Is mp.spawn spawning 4 processes causing my `Exception: process 0 terminated with signal SIGSEGV` error and how to fix it?

I start 2 processes because I only have 2 gpus but it starts 4 and then gives me a Exception: process 0 terminated with signal SIGSEGV, why is that?
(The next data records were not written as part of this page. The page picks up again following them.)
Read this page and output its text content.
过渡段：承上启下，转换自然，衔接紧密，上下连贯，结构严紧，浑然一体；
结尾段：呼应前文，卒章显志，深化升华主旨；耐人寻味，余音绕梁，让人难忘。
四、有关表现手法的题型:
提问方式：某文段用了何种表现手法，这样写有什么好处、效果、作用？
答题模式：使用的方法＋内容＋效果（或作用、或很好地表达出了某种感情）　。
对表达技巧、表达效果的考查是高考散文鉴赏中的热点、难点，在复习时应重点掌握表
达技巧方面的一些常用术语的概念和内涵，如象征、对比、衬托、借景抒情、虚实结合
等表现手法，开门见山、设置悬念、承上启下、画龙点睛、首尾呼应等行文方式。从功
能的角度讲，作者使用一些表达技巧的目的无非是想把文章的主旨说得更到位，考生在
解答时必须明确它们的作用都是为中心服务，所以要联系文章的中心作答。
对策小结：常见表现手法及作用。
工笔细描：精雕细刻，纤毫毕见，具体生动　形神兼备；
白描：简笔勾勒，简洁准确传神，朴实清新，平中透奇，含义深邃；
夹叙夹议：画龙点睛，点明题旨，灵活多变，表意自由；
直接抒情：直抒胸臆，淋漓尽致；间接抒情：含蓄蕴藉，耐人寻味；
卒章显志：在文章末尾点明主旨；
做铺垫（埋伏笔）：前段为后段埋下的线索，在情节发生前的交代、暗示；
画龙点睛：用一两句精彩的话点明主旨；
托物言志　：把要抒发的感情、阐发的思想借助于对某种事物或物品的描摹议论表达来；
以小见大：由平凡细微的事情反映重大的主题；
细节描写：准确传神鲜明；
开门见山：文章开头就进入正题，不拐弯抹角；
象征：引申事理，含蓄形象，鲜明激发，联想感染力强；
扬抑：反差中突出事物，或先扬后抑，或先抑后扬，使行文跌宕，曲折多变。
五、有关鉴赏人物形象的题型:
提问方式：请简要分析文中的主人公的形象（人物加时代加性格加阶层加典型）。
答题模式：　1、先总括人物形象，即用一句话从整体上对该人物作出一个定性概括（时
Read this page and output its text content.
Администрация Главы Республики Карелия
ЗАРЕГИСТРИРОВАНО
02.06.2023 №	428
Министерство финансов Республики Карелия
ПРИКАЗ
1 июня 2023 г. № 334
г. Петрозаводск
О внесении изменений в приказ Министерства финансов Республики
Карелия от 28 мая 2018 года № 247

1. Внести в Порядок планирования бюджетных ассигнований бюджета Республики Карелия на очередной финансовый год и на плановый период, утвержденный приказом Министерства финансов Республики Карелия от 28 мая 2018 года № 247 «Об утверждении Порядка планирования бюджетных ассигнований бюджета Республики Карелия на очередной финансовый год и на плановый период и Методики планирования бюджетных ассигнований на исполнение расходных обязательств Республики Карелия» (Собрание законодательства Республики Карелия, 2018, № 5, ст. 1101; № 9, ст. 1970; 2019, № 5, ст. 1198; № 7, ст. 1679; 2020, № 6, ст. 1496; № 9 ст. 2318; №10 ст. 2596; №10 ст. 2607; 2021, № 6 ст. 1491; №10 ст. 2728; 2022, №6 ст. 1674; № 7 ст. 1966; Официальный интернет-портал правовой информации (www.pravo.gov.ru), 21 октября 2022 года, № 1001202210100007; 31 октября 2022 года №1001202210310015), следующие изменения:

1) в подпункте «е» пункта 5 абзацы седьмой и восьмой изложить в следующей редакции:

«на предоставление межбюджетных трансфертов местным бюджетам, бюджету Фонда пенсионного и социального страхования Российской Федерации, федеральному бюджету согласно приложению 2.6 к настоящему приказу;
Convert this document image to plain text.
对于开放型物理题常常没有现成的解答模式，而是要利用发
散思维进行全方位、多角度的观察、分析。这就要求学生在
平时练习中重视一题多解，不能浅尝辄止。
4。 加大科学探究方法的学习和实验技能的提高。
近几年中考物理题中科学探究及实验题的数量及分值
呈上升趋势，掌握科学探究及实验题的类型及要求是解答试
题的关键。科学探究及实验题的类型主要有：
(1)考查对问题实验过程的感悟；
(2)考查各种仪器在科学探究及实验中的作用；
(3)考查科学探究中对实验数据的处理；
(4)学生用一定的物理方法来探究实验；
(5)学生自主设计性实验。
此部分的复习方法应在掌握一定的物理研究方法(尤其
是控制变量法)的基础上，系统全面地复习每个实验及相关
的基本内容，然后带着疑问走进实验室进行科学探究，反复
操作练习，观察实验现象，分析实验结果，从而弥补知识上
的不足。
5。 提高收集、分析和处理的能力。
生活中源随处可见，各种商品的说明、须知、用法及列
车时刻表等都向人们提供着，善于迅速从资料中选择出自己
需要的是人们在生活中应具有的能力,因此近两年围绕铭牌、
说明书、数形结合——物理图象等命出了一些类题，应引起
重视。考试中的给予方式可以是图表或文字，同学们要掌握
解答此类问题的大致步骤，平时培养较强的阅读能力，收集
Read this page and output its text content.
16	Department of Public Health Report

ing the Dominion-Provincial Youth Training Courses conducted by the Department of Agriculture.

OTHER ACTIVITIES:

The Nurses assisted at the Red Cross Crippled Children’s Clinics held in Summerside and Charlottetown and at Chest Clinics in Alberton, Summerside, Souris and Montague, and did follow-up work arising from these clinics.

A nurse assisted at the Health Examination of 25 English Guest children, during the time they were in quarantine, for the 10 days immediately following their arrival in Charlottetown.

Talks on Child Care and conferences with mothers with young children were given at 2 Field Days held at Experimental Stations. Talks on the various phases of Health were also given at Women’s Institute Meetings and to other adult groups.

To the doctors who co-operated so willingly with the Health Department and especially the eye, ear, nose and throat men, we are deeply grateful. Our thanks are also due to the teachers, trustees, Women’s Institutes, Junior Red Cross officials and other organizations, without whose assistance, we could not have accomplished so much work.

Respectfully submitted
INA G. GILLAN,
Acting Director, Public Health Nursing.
How can I stop it? (I am assuming that is the source of my bug btw)

Error msg:

$ python playground/multiprocessing_playground/ddp_basic_example.py
starting __main__

running main()
current process: <_MainProcess name='MainProcess' parent=None started>
pid: 30735
world_size=2


Start running DDP with model parallel example on rank: 0.
Start running DDP with model parallel example on rank: 1.
current process: <SpawnProcess name='SpawnProcess-1' parent=30735 started>
pid: 30753
current process: <SpawnProcess name='SpawnProcess-2' parent=30735 started>
pid: 30754

Start running DDP with model parallel example on rank: 1.
current process: <SpawnProcess name='SpawnProcess-2' parent=30735 started>
pid: 30754

Start running DDP with model parallel example on rank: 0.
current process: <SpawnProcess name='SpawnProcess-1' parent=30735 started>
pid: 30753
Traceback (most recent call last):
  File "playground/multiprocessing_playground/ddp_basic_example.py", line 152, in <module>
    main()
  File "playground/multiprocessing_playground/ddp_basic_example.py", line 147, in main
    mp.spawn(run_parallel_training_loop, args=(world_size,), nprocs=world_size)
  File "/home/miranda9/miniconda3/envs/automl-meta-learning/lib/python3.8/site-packages/torch/multiprocessing/spawn.py", line 199, in spawn
    return start_processes(fn, args, nprocs, join, daemon, start_method='spawn')
  File "/home/miranda9/miniconda3/envs/automl-meta-learning/lib/python3.8/site-packages/torch/multiprocessing/spawn.py", line 157, in start_processes
    while not context.join():
  File "/home/miranda9/miniconda3/envs/automl-meta-learning/lib/python3.8/site-packages/torch/multiprocessing/spawn.py", line 105, in join
    raise Exception(
Exception: process 0 terminated with signal SIGSEGV

completely self-contained example:

import os

import torch
import torch.distributed as dist
import torch.multiprocessing as mp
import torch.nn as nn
import torch.optim as optim
from torch.nn.parallel import DistributedDataParallel as DDP


def example(rank, world_size):
    # create default process group
    os.environ['MASTER_ADDR'] = 'localhost'
    os.environ['MASTER_PORT'] = '8888'
    dist.init_process_group("gloo", rank=rank, world_size=world_size)

    # create local model
    model = nn.Linear(10, 10).to(rank)
    # construct DDP model
    ddp_model = DDP(model, device_ids=[rank])
    # define loss function and optimizer
    loss_fn = nn.MSELoss()
    optimizer = optim.SGD(ddp_model.parameters(), lr=0.001)

    # forward pass
    outputs = ddp_model(torch.randn(20, 10).to(rank))
    labels = torch.randn(20, 10).to(rank)
    # backward pass
    loss_fn(outputs, labels).backward()
    # update parameters
    optimizer.step()

def main():
    # world_size = 2
    world_size = torch.cuda.device_count()
    mp.spawn(example,
        args=(world_size,),
        nprocs=world_size,
        join=True)

if __name__=="__main__":
    main()
    print('Done\n\a')

crossposted: https://stackoverflow.com/questions/66268131/why-is-mp-spawn-spawning-4-processes-when-i-only-want-2

1 Like